L’extension de la télégraphie sous-marine aurait donc pour effet de consolider la suprématie des nations civilisées dans le monde. Tel serait l’avantage politique de ce nouveau moyen de communication. Au point de vue commercial, il est à peine nécessaire d’en faire ressortir les heureux résultats. Quand on connaîtra à chaque instant l’état des marchés les plus lointains, les besoins de tous les peuples et des colonies les plus éloignées, le commerce pourra remplir avec plus de méthode et de sécurité sa bienfaisante mission. L’établissement d’une ligne télégraphique entre l’Angleterre et l’Amérique, en même temps qu’elle multiplierait les relations entre l’ancien et le Nouveau-Monde, porterait, sans aucun doute, un coup fatal à cette fièvre de spéculation dont les ravages n’ont été nulle part aussi terribles que dans les grandes cités commerciales des États-Unis.
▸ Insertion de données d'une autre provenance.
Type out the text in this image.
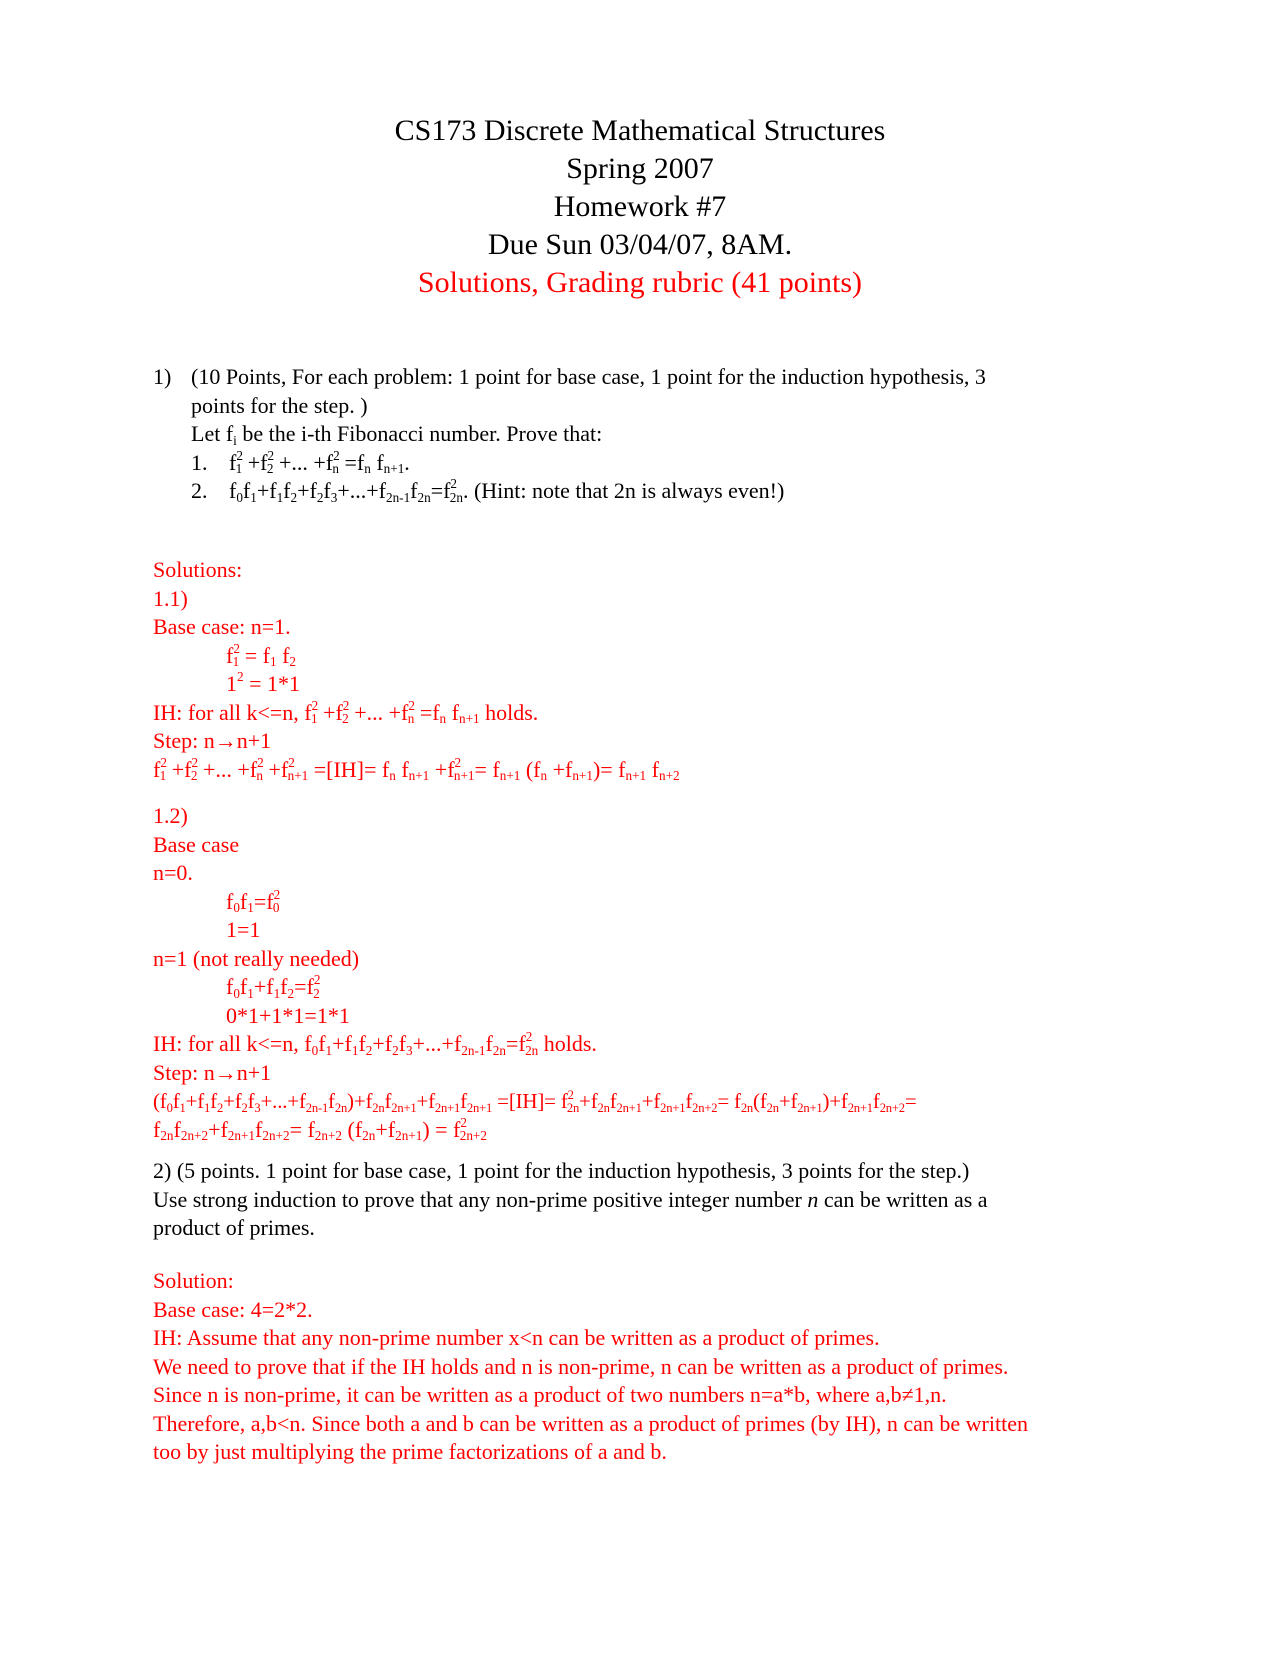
CS173 Discrete Mathematical Structures
Spring 2007
Homework #7
Due Sun 03/04/07, 8AM.
Solutions, Grading rubric (41 points)
1) (10 Points, For each problem: 1 point for base case, 1 point for the induction hypothesis, 3
points for the step. )
Let $f_i$ be the i-th Fibonacci number. Prove that:
1. $f^2_1 +f^2_2$ +... $+f^2_n =f_n$ $f_{n+1}$.
2. $f_0f_1+f_1f_2+f_2f_3+...+f_{2n-1}f_{2n}=f^2_{2n}$. (Hint: note that 2n is always even!)
Solutions:
1.1)
Base case: n=1.
$f^2_1 = f_1$ $f_2$
$1^2 = 1*1$
IH: for all k<=n, $f^2_1 +f^2_2$ +... $+f^2_n =f_n$ $f_{n+1}$ holds.
Step: n→n+1
$f^2_1 +f^2_2$ +... $+f^2_n +f^2_{n+1} =[IH]= f_n$ $f_{n+1} +f^2_{n+1}= f_{n+1}$ $(f_n +f_{n+1})= f_{n+1}$ $f_{n+2}$
1.2)
Base case
n=0.
$f_0f_1=f^2_0$
1=1
n=1 (not really needed)
$f_0f_1+f_1f_2=f^2_2$
0*1+1*1=1*1
IH: for all k<=n, $f_0f_1+f_1f_2+f_2f_3+...+f_{2n-1}f_{2n}=f^2_{2n}$ holds.
Step: n→n+1
$(f_0f_1+f_1f_2+f_2f_3+...+f_{2n-1}f_{2n})+f_{2n}f_{2n+1}+f_{2n+1}f_{2n+1} =[IH]= f^2_{2n}+f_{2n}f_{2n+1}+f_{2n+1}f_{2n+2}= f_{2n}(f_{2n}+f_{2n+1})+f_{2n+1}f_{2n+2}=$
$f_{2n}f_{2n+2}+f_{2n+1}f_{2n+2}= f_{2n+2}$ $(f_{2n}+f_{2n+1}) = f^2_{2n+2}$
2) (5 points. 1 point for base case, 1 point for the induction hypothesis, 3 points for the step.)
Use strong induction to prove that any non-prime positive integer number n can be written as a
product of primes.
Solution:
Base case: 4=2*2.
IH: Assume that any non-prime number x<n can be written as a product of primes.
We need to prove that if the IH holds and n is non-prime, n can be written as a product of primes.
Since n is non-prime, it can be written as a product of two numbers n=a*b, where a,b≠1,n.
Therefore, a,b<n. Since both a and b can be written as a product of primes (by IH), n can be written
too by just multiplying the prime factorizations of a and b.
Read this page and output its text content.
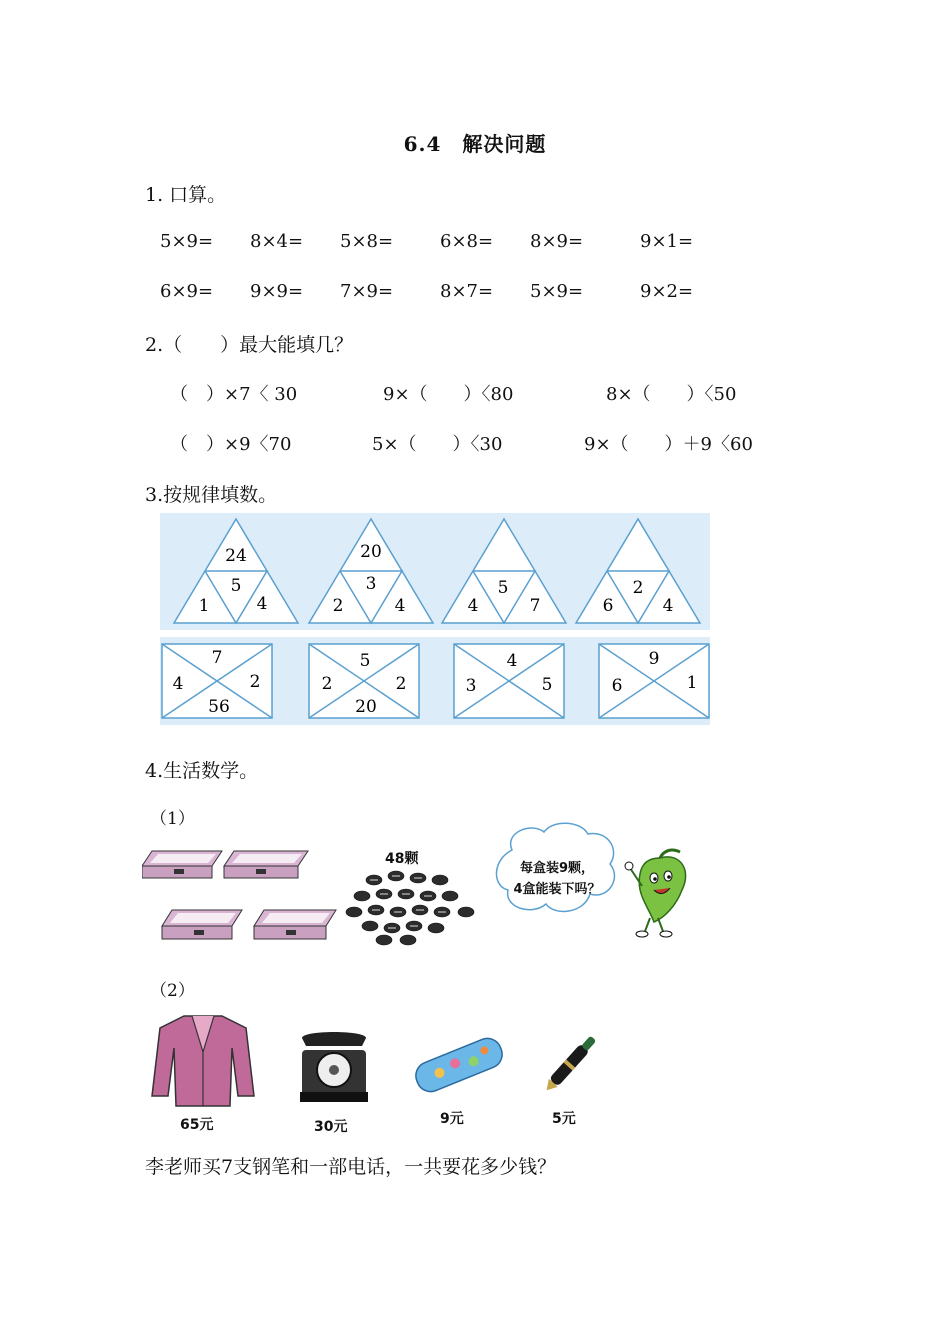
6.4　解决问题
1. 口算。
5×9= 8×4= 5×8=	6×8= 8×9=	9×1=
6×9= 9×9= 7×9=	8×7= 5×9=	9×2=
2.（　　）最大能填几？
（　）×7〈 30	9×（　　）〈80	8×（　　）〈50
（　）×9〈70	5×（　　）〈30	9×（　　）＋9〈60
3.按规律填数。
24
5
1	4
20
3
2	4
5
4	7
2
6	4
7
4	2
56
5
2	2
20
4
3	5
9
6	1
4.生活数学。
（1）
48颗
每盒装9颗，
4盒能装下吗？
（2）
65元	30元	9元	5元
李老师买7支钢笔和一部电话，一共要花多少钱？
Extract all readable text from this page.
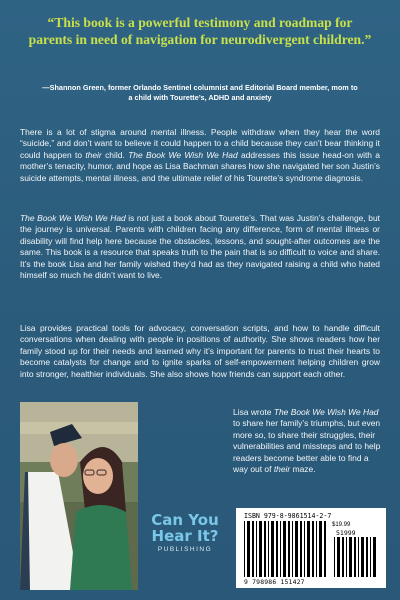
“This book is a powerful testimony and roadmap for parents in need of navigation for neurodivergent children.”
—Shannon Green, former Orlando Sentinel columnist and Editorial Board member, mom to a child with Tourette’s, ADHD and anxiety
There is a lot of stigma around mental illness. People withdraw when they hear the word “suicide,” and don’t want to believe it could happen to a child because they can’t bear thinking it could happen to their child. The Book We Wish We Had addresses this issue head-on with a mother’s tenacity, humor, and hope as Lisa Bachman shares how she navigated her son Justin’s suicide attempts, mental illness, and the ultimate relief of his Tourette’s syndrome diagnosis.
The Book We Wish We Had is not just a book about Tourette’s. That was Justin’s challenge, but the journey is universal. Parents with children facing any difference, form of mental illness or disability will find help here because the obstacles, lessons, and sought-after outcomes are the same. This book is a resource that speaks truth to the pain that is so difficult to voice and share. It’s the book Lisa and her family wished they’d had as they navigated raising a child who hated himself so much he didn’t want to live.
Lisa provides practical tools for advocacy, conversation scripts, and how to handle difficult conversations when dealing with people in positions of authority. She shows readers how her family stood up for their needs and learned why it’s important for parents to trust their hearts to become catalysts for change and to ignite sparks of self-empowerment helping children grow into stronger, healthier individuals. She also shows how friends can support each other.
Lisa wrote The Book We Wish We Had to share her family’s triumphs, but even more so, to share their struggles, their vulnerabilities and missteps and to help readers become better able to find a way out of their maze.
Can You
Hear It?
PUBLISHING
ISBN 979-8-9861514-2-7
$19.99
51999
9 798986 151427
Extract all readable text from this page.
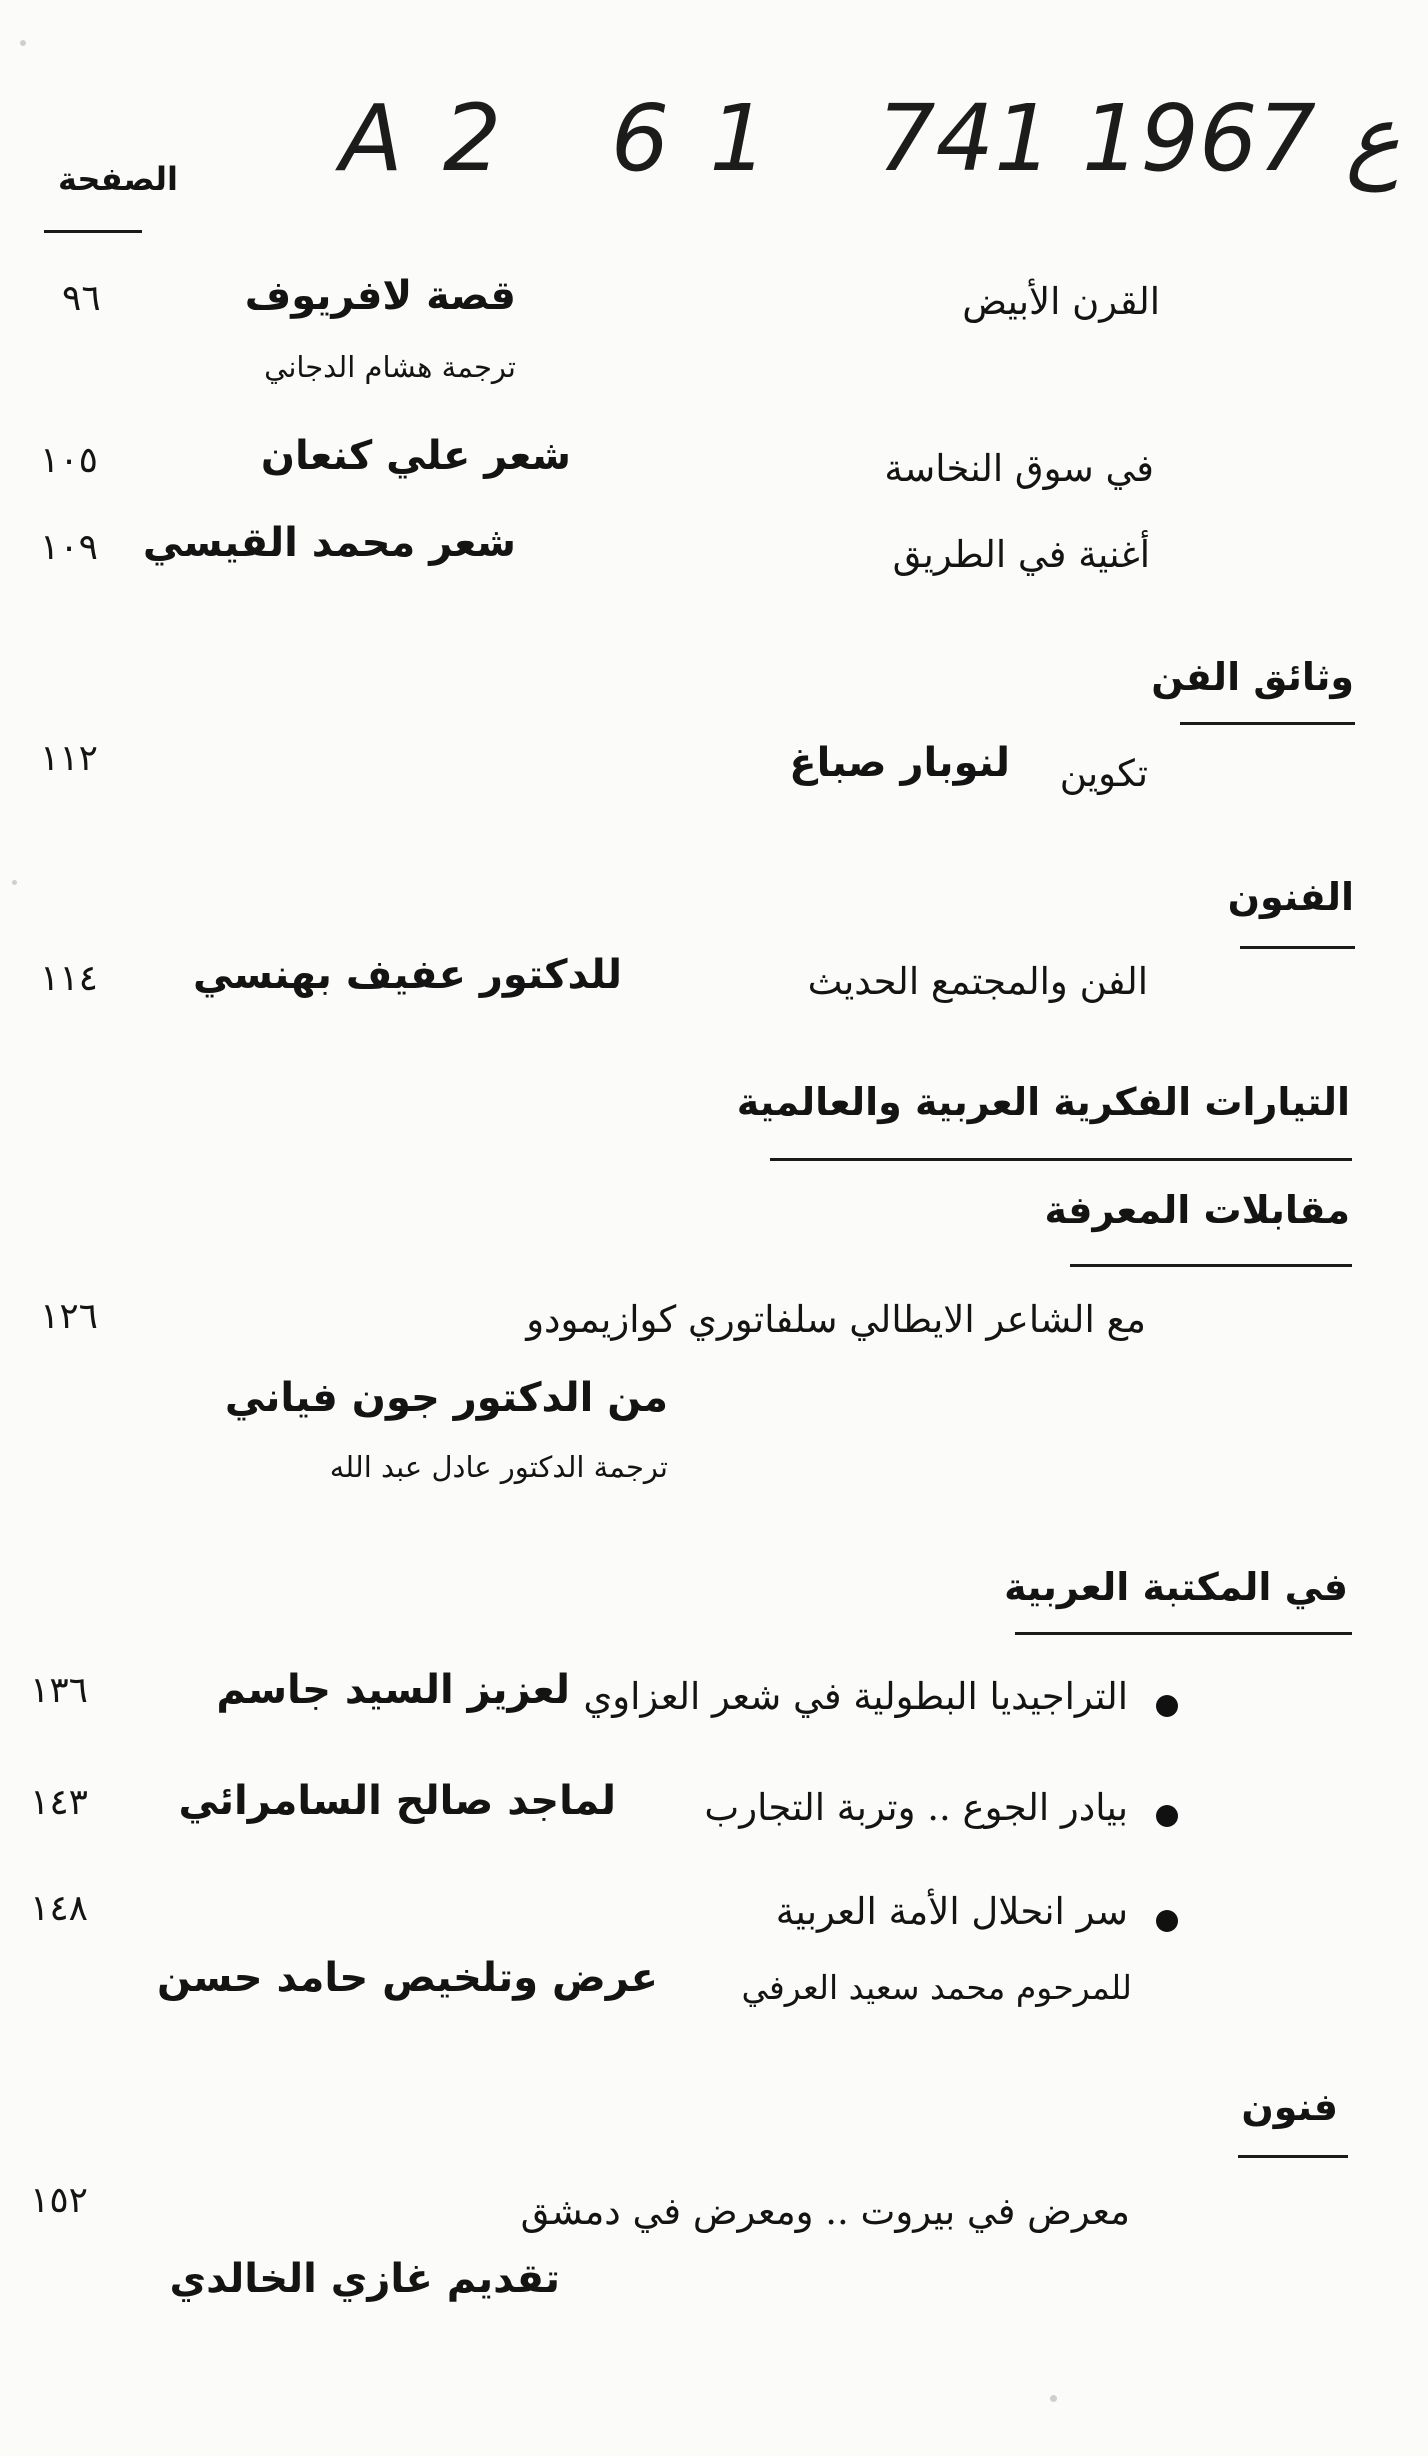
A2 61 ع 1967 741
الصفحة
القرن الأبيض
قصة لافريوف
ترجمة هشام الدجاني
٩٦
في سوق النخاسة
شعر علي كنعان
١٠٥
أغنية في الطريق
شعر محمد القيسي
١٠٩
وثائق الفن
تكوين
لنوبار صباغ
١١٢
الفنون
الفن والمجتمع الحديث
للدكتور عفيف بهنسي
١١٤
التيارات الفكرية العربية والعالمية
مقابلات المعرفة
مع الشاعر الايطالي سلفاتوري كوازيمودو
من الدكتور جون فياني
ترجمة الدكتور عادل عبد الله
١٢٦
في المكتبة العربية
التراجيديا البطولية في شعر العزاوي
لعزيز السيد جاسم
١٣٦
بيادر الجوع .. وتربة التجارب
لماجد صالح السامرائي
١٤٣
سر انحلال الأمة العربية
للمرحوم محمد سعيد العرفي
عرض وتلخيص حامد حسن
١٤٨
فنون
معرض في بيروت .. ومعرض في دمشق
تقديم غازي الخالدي
١٥٢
Pour le comprendre, il faut se rappeler que les capitaux anglais et américains sont partout engagés dans une foule d’entreprises communes, et que le contre-coup des crises qui affectent les marchés de l’Angleterre est ressenti vivement de l’autre côté de l’Atlantique : cette dépendance est aggravée par l’interruption forcée des nouvelles qui n’arrivent que par intervalles. La spéculation les commente et profite de ces périodes d’attente; la substitution des bateaux à vapeur aux vaisseaux à voiles a déjà entravé ces opérations, auxquelles le hasard seul sert de base, et qui deviendront encore plus difficiles quand le télégraphe atlantique fera connaître chaque jour à New-York la situation de Londres et les nouvelles de l’Europe.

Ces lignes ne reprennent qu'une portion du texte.